The "Bubble Cable Dolman" by Sarah Barbour has ginormous underarm wings. The photos blatantly attempt to hide these. Veronik Avery's "Colette Pullover" skews the pattern at the raglan seamlines. I love the shape of this sweater though, and will forgive Veronik. "The Citrus Yoke Pullover" has a neckline with too much fabric. It flops over in the middle. The photo tries to hide this, but I know because I saw this sweater modeled by different people on Knitting Daily. The only person it looked really good on was the designer. The "El Sol Pullver, " in addition to an unflattering bust line, has funny looking trim and an overly wide neck.

In the realm of accessories, the bag is great looking. But will it hold up? In the photo it looks like it is dying already. And the socks are just too busy. Way too much going on with the variegation and cabling together. Which brings me to my worst picks:

Tilting Cable Socks

Rosemary's Swing Jacket: shapeless and matronly.
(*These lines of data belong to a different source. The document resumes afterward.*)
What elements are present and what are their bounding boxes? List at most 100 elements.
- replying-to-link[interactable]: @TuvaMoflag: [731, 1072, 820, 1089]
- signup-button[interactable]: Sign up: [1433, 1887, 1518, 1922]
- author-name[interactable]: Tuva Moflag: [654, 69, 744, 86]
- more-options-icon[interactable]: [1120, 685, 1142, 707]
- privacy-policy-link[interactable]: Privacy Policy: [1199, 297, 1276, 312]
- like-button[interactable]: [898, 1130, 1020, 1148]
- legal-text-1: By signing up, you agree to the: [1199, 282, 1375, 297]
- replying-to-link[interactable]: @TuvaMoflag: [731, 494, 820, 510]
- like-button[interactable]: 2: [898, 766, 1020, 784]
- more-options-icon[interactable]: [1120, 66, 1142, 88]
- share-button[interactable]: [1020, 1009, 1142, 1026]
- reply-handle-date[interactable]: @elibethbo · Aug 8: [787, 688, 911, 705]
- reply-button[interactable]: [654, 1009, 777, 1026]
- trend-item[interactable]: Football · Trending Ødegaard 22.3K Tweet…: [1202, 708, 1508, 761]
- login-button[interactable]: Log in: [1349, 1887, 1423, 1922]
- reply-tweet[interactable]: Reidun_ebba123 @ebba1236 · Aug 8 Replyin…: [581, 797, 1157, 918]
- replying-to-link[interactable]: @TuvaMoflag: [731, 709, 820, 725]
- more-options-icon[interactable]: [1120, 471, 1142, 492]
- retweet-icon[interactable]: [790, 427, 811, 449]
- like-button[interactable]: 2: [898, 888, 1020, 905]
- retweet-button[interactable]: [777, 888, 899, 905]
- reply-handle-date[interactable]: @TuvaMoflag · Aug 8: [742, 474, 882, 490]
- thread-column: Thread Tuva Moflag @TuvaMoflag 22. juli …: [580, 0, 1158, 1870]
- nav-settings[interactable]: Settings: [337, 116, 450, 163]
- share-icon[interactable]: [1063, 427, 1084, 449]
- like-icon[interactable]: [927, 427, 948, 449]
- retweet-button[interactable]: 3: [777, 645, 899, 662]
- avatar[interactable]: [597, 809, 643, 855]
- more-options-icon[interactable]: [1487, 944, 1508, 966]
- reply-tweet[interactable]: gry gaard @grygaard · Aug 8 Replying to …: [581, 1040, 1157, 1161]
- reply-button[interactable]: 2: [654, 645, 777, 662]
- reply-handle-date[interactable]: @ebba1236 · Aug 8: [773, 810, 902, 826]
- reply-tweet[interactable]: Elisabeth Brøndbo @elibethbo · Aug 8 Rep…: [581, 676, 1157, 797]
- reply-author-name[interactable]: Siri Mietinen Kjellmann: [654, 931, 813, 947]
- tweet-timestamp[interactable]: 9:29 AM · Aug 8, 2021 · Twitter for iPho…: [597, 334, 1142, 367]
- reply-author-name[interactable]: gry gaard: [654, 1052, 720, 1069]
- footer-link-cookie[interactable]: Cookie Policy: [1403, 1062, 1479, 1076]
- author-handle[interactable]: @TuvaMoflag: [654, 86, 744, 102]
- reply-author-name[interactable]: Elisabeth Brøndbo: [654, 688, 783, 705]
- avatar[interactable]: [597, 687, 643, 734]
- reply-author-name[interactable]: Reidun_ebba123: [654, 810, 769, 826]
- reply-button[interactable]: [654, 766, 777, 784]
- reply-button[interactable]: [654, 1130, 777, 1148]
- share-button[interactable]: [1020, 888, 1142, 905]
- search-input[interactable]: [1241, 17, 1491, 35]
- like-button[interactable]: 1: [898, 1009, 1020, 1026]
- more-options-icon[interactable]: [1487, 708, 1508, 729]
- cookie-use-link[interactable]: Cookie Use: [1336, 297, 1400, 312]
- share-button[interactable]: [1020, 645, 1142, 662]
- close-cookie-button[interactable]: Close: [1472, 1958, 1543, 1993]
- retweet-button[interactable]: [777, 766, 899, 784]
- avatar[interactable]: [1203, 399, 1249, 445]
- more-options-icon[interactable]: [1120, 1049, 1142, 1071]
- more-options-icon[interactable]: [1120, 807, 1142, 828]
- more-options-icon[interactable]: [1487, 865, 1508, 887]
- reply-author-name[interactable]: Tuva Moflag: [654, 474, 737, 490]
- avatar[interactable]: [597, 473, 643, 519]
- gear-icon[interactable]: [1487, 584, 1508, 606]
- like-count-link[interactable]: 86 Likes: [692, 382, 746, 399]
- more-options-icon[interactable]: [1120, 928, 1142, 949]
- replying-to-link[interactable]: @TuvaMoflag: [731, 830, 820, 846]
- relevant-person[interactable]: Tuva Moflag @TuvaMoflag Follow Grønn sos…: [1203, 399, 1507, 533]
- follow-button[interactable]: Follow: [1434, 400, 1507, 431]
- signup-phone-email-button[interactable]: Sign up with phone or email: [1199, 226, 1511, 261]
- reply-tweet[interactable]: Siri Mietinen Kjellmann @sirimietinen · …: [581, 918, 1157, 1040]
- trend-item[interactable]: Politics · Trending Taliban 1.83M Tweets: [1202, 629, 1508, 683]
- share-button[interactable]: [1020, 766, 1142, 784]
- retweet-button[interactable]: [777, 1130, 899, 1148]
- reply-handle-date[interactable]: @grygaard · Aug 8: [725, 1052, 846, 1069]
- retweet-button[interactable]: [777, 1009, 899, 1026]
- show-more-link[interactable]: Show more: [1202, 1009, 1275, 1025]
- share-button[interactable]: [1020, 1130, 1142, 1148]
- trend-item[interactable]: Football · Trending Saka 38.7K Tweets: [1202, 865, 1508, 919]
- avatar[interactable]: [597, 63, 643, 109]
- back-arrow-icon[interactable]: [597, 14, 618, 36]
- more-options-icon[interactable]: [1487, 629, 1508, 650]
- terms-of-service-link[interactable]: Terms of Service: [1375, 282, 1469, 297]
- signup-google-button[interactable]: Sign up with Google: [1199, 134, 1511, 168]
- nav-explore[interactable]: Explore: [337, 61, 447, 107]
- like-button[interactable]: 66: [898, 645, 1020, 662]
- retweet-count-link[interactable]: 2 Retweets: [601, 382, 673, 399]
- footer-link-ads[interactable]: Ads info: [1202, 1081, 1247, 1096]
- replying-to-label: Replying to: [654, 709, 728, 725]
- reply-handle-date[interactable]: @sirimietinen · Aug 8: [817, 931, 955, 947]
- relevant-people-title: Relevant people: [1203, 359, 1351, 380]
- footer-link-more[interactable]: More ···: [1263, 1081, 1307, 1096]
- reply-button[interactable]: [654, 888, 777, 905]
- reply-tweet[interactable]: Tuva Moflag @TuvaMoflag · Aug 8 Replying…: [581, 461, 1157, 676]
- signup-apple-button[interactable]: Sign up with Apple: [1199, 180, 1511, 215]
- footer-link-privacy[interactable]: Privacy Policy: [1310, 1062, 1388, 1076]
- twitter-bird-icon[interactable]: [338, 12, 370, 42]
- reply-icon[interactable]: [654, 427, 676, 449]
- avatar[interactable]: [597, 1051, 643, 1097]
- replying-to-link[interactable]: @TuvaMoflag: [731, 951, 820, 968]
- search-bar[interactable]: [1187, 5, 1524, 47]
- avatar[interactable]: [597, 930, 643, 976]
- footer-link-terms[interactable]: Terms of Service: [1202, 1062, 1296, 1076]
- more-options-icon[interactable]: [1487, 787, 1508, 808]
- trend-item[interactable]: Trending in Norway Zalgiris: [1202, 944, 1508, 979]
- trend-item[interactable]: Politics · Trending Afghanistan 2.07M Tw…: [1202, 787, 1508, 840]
Best of the bunch? Ta Dah!

Eunny Jang's "Ivy League Vest" a perfect fair isle update which keeps the best of the design, its patterning, and pairs it with a modern, body conscious shape. It is designed and sized to fit bust sizes from 28 to 47 inches. Anyone who knits this would be well-advised to use a gentle color scheme like Eunny's, and avoid bright, strong contrasts. Otherwise, the horizontal stripes could be unflattering.

Interweave Knits has the warmest and friendliest feeling of all the knitting magazines. It has evolved from folksy to almost sophisticated. As always, I like this magazine, but I rarely find things in it that I want to knit.

1 comment:

Wool Enough said...

Thanks for taking the time to do such a detailed review. Can't wait to read the others.

I, too, rarely find patterns I want to use in Interweave Knits, but I greatly enjoy their articles, which seem a nice variety of tech help, backgrounders, people stories, fiber focus, and all sorts of stuff.